Basic academic failures. It is standard practice to arrive at a supervision with only a Spark Notes grounding in the text that I am supposed to have read, perhaps a cheeky copy of the ‘A Short Introduction To…Literature’ stuffed into a deep pocket out of sight. I say this not to boast – oh wow, look at me, I’m so radical, I don’t do any of my reading, I’m like, post-reading or something – but as a lament. I symbolise an academic void, one which could have been filled by a conscientious, model applicant who wouldn’t still be in the grips of the mystifying conviction that, ‘it’ll all be fine come Finals,’ despite evidence arguing the opposite, and what’s more, with the sort of convincing, coherent and structured case I can never muster in an essay. But I am used to watching them deflate as they realise that all I have to contribute for the next 90 minutes is some A-Level dialogue about the theme of revenge in Hamlet. Unconsciously however, I am always attempting to atone for my own academic subnormality by always ensuring that I always have more than sufficient stationery for the supervision ahead. I may not be able to say anything, but boy can I underline notes with my 15cm flexi-ruler! I definitely haven’t read the tome you wrote, but I have a menagerie of gel pens spanning three different models of rollerball nib! I may be making a mockery of the discipline to which you have dedicated your existence, but I have both blank and lined paper with me! (For what, in case I need to construct a diagram? For my English degree?
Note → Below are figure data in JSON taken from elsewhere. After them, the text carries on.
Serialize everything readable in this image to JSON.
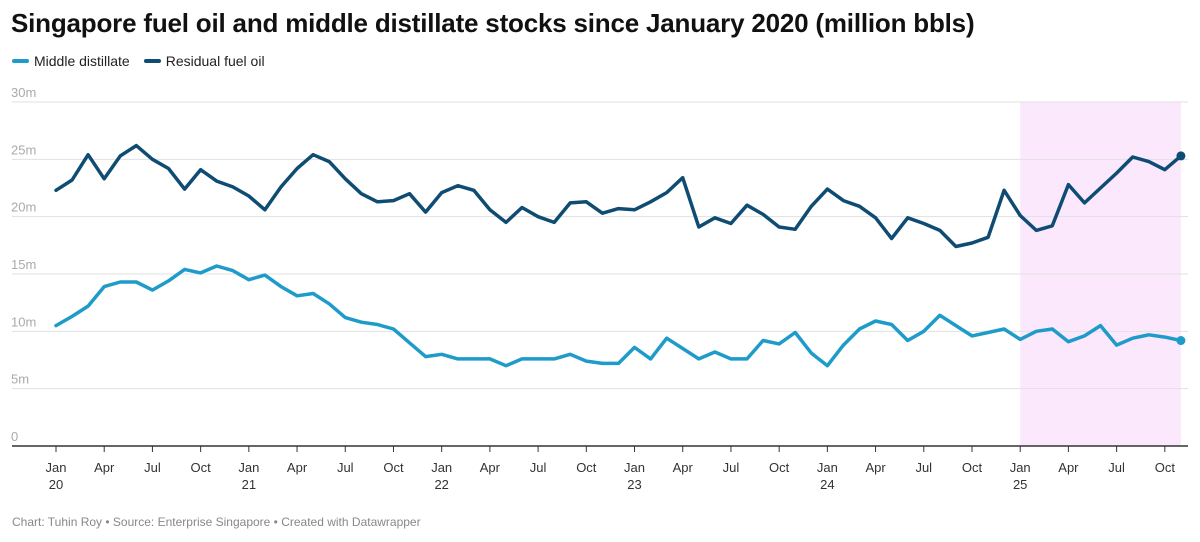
{
  "chart_data": {
    "type": "line",
    "title": "Singapore fuel oil and middle distillate stocks since January 2020 (million bbls)",
    "ylim": [
      0,
      30
    ],
    "yticks": [
      0,
      5,
      10,
      15,
      20,
      25,
      30
    ],
    "ytick_labels": [
      "0",
      "5m",
      "10m",
      "15m",
      "20m",
      "25m",
      "30m"
    ],
    "x_start": "2020-01",
    "x_end": "2025-11",
    "xticks": [
      {
        "month_index": 0,
        "label": "Jan",
        "year": "20"
      },
      {
        "month_index": 3,
        "label": "Apr",
        "year": ""
      },
      {
        "month_index": 6,
        "label": "Jul",
        "year": ""
      },
      {
        "month_index": 9,
        "label": "Oct",
        "year": ""
      },
      {
        "month_index": 12,
        "label": "Jan",
        "year": "21"
      },
      {
        "month_index": 15,
        "label": "Apr",
        "year": ""
      },
      {
        "month_index": 18,
        "label": "Jul",
        "year": ""
      },
      {
        "month_index": 21,
        "label": "Oct",
        "year": ""
      },
      {
        "month_index": 24,
        "label": "Jan",
        "year": "22"
      },
      {
        "month_index": 27,
        "label": "Apr",
        "year": ""
      },
      {
        "month_index": 30,
        "label": "Jul",
        "year": ""
      },
      {
        "month_index": 33,
        "label": "Oct",
        "year": ""
      },
      {
        "month_index": 36,
        "label": "Jan",
        "year": "23"
      },
      {
        "month_index": 39,
        "label": "Apr",
        "year": ""
      },
      {
        "month_index": 42,
        "label": "Jul",
        "year": ""
      },
      {
        "month_index": 45,
        "label": "Oct",
        "year": ""
      },
      {
        "month_index": 48,
        "label": "Jan",
        "year": "24"
      },
      {
        "month_index": 51,
        "label": "Apr",
        "year": ""
      },
      {
        "month_index": 54,
        "label": "Jul",
        "year": ""
      },
      {
        "month_index": 57,
        "label": "Oct",
        "year": ""
      },
      {
        "month_index": 60,
        "label": "Jan",
        "year": "25"
      },
      {
        "month_index": 63,
        "label": "Apr",
        "year": ""
      },
      {
        "month_index": 66,
        "label": "Jul",
        "year": ""
      },
      {
        "month_index": 69,
        "label": "Oct",
        "year": ""
      }
    ],
    "highlight_range": {
      "from_month_index": 60,
      "to_month_index": 70,
      "color": "#fce8fc"
    },
    "series": [
      {
        "name": "Middle distillate",
        "color": "#1f9bc9",
        "values": [
          10.5,
          11.3,
          12.2,
          13.9,
          14.3,
          14.3,
          13.6,
          14.4,
          15.4,
          15.1,
          15.7,
          15.3,
          14.5,
          14.9,
          13.9,
          13.1,
          13.3,
          12.4,
          11.2,
          10.8,
          10.6,
          10.2,
          9.0,
          7.8,
          8.0,
          7.6,
          7.6,
          7.6,
          7.0,
          7.6,
          7.6,
          7.6,
          8.0,
          7.4,
          7.2,
          7.2,
          8.6,
          7.6,
          9.4,
          8.5,
          7.6,
          8.2,
          7.6,
          7.6,
          9.2,
          8.9,
          9.9,
          8.1,
          7.0,
          8.8,
          10.2,
          10.9,
          10.6,
          9.2,
          10.0,
          11.4,
          10.5,
          9.6,
          9.9,
          10.2,
          9.3,
          10.0,
          10.2,
          9.1,
          9.6,
          10.5,
          8.8,
          9.4,
          9.7,
          9.5,
          9.2
        ]
      },
      {
        "name": "Residual fuel oil",
        "color": "#0f4c73",
        "values": [
          22.3,
          23.2,
          25.4,
          23.3,
          25.3,
          26.2,
          25.0,
          24.2,
          22.4,
          24.1,
          23.1,
          22.6,
          21.8,
          20.6,
          22.6,
          24.2,
          25.4,
          24.8,
          23.3,
          22.0,
          21.3,
          21.4,
          22.0,
          20.4,
          22.1,
          22.7,
          22.3,
          20.6,
          19.5,
          20.8,
          20.0,
          19.5,
          21.2,
          21.3,
          20.3,
          20.7,
          20.6,
          21.3,
          22.1,
          23.4,
          19.1,
          19.9,
          19.4,
          21.0,
          20.2,
          19.1,
          18.9,
          20.9,
          22.4,
          21.4,
          20.9,
          19.9,
          18.1,
          19.9,
          19.4,
          18.8,
          17.4,
          17.7,
          18.2,
          22.3,
          20.1,
          18.8,
          19.2,
          22.8,
          21.2,
          22.5,
          23.8,
          25.2,
          24.8,
          24.1,
          25.3
        ]
      }
    ]
  },
  "legend": {
    "middle_label": "Middle distillate",
    "residual_label": "Residual fuel oil"
  },
  "footer": {
    "text": "Chart: Tuhin Roy • Source: Enterprise Singapore • Created with Datawrapper"
  },
  "colors": {
    "middle": "#1f9bc9",
    "residual": "#0f4c73",
    "highlight": "#fce8fc",
    "grid": "#e1e1e1",
    "axis": "#333333",
    "tick_text": "#aaaaaa"
  }
}
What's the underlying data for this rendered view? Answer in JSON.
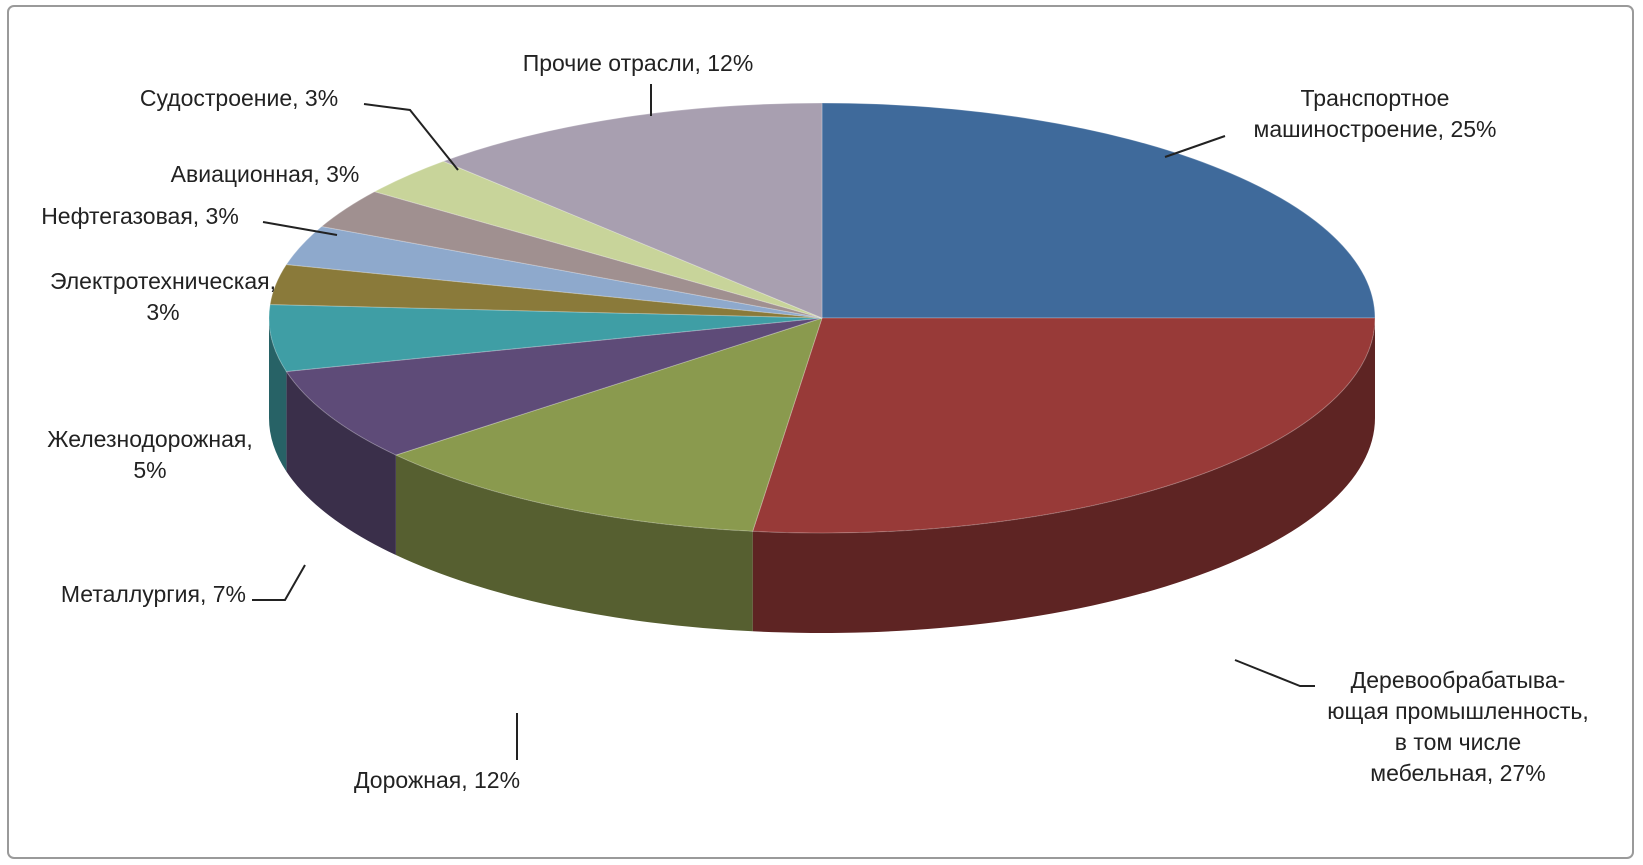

I disgust even myself.) So this week symbolises a failure of catastrophic dimensions. This week I plunged to the nadir. I forgot to bring a pen to my dissertation supervision. Opening my bag and realising this, I emitted a strangled sob that I disguised as indigestion. I sat with my paper (lined, not blank, incidentally) open on my lap and then put on my best ‘thinking’ face. But lo. About ten minutes in, my supervisor enquired, ‘Aren’t you going to write any of this down?’ ‘Um. I have a really good memory’. He surveyed me with an archly cynical eye. ‘You forgot a pen, didn’t you?’ ‘Um. Yes.’ I am a void. A husk.